Faulkner, through a JAMS spokesperson, declines comment.
Johnson says he disagrees with many of the 5th Court’s conclusions.
“I appreciate the opinion’s maintaining a high standard for arbitrator disclosures,” but Johnson says he respectfully disagrees with the standards the 5th Court applied in the case.
“Over the course of 15 years, I went to three dinners and a Mavericks game. My wife sent a wine basket and a Christmas card that he never knew about. So I think to term that an intimate relationship given the span of time is just not appropriate,” Johnson says. “You know, I think the opinion talked about the arbitrator’s duty to disclose, and I don’t read it as a lawyer’s duty to disclose. If I had a legal duty, I would have disclosed it.”
Johnson says, “Look, I absolutely wish there were disclosures made, because my client is an elderly man, and time is not on his side.” Johnson also disagrees with the 5th Court’s conclusion that he and Faulkner acted like “strangers” when they introduced themselves during the arbitration.

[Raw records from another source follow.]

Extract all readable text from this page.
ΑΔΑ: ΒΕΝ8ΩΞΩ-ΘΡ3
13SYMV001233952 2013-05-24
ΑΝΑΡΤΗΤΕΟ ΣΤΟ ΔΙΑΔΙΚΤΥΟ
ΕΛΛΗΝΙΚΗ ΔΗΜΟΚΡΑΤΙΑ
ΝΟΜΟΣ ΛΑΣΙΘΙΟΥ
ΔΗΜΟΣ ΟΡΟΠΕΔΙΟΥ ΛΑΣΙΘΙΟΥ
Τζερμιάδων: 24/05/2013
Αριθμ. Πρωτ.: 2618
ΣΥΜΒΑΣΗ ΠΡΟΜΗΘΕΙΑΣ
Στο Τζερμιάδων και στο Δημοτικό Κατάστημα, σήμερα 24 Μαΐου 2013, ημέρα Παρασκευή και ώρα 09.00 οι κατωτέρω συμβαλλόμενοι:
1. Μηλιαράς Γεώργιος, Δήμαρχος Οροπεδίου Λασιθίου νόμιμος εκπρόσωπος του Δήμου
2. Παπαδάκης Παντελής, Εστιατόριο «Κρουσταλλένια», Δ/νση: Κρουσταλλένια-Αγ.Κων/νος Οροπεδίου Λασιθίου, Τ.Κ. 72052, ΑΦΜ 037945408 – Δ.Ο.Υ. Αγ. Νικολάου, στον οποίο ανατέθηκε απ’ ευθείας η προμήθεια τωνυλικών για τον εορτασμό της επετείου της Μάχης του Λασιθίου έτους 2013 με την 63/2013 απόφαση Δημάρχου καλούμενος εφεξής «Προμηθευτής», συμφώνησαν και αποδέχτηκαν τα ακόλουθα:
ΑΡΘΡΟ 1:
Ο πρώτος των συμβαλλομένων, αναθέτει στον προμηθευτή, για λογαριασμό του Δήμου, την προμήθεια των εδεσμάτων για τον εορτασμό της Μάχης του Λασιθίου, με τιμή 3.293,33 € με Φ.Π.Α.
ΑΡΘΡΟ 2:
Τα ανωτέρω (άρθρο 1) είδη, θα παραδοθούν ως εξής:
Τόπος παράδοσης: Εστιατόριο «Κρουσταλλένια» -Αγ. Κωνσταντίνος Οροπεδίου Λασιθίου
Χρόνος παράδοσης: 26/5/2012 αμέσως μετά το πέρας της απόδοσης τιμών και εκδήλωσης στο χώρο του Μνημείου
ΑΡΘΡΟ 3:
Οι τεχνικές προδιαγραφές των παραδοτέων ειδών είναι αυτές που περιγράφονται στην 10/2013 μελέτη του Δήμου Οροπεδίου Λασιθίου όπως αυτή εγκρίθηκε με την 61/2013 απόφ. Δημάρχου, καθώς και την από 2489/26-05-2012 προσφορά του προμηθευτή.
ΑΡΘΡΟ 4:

“This idea that Faulkner and I introduced ourselves as strangers just did not happen,” Johnson says. “Think about that. A 30-year judge and a 15-year lawyer don’t know each other?”
Tom Melsheimer, the managing partner of the Dallas office of Fish & Richardson who argued the case for Cooke before the 5th Court of Appeals, believes the trial court was correct in confirming the arbitration award.
“We argued that the appellate court should have given credibility and deference to the findings of the district judge. The court saw Judge Faulkner testify. The court saw Brett Johnson testify, and the court saw the defendants testify. And, in fact, some of the conclusions that the appellate court reached are inconsistent with what the district court found based on his personal observation and all of the evidence,” Melsheimer says. “We absolutely applaud and endorse a rule that says arbitrators should fully disclose significant or important material relationships — no question about that. We didn’t argue against a rule of disclosure. We simply argued in the facts of this case that the district court got it right.”
Melsheimer says his client has not decided whether to ask the 5th Court for a rehearing of its decision.
Susan Hays, a shareholder in Dallas’ Godwin Ronquillo who represented Karlseng and related parties on appeal, says the opinion “shores up the integrity of arbitration.”
Hays says, “Arbitrators better disclose everything, and lawyers better disclose everything — just in case — or they risk losing a lot of money in legal fees and a lot of money in the effort of going through arbitration.”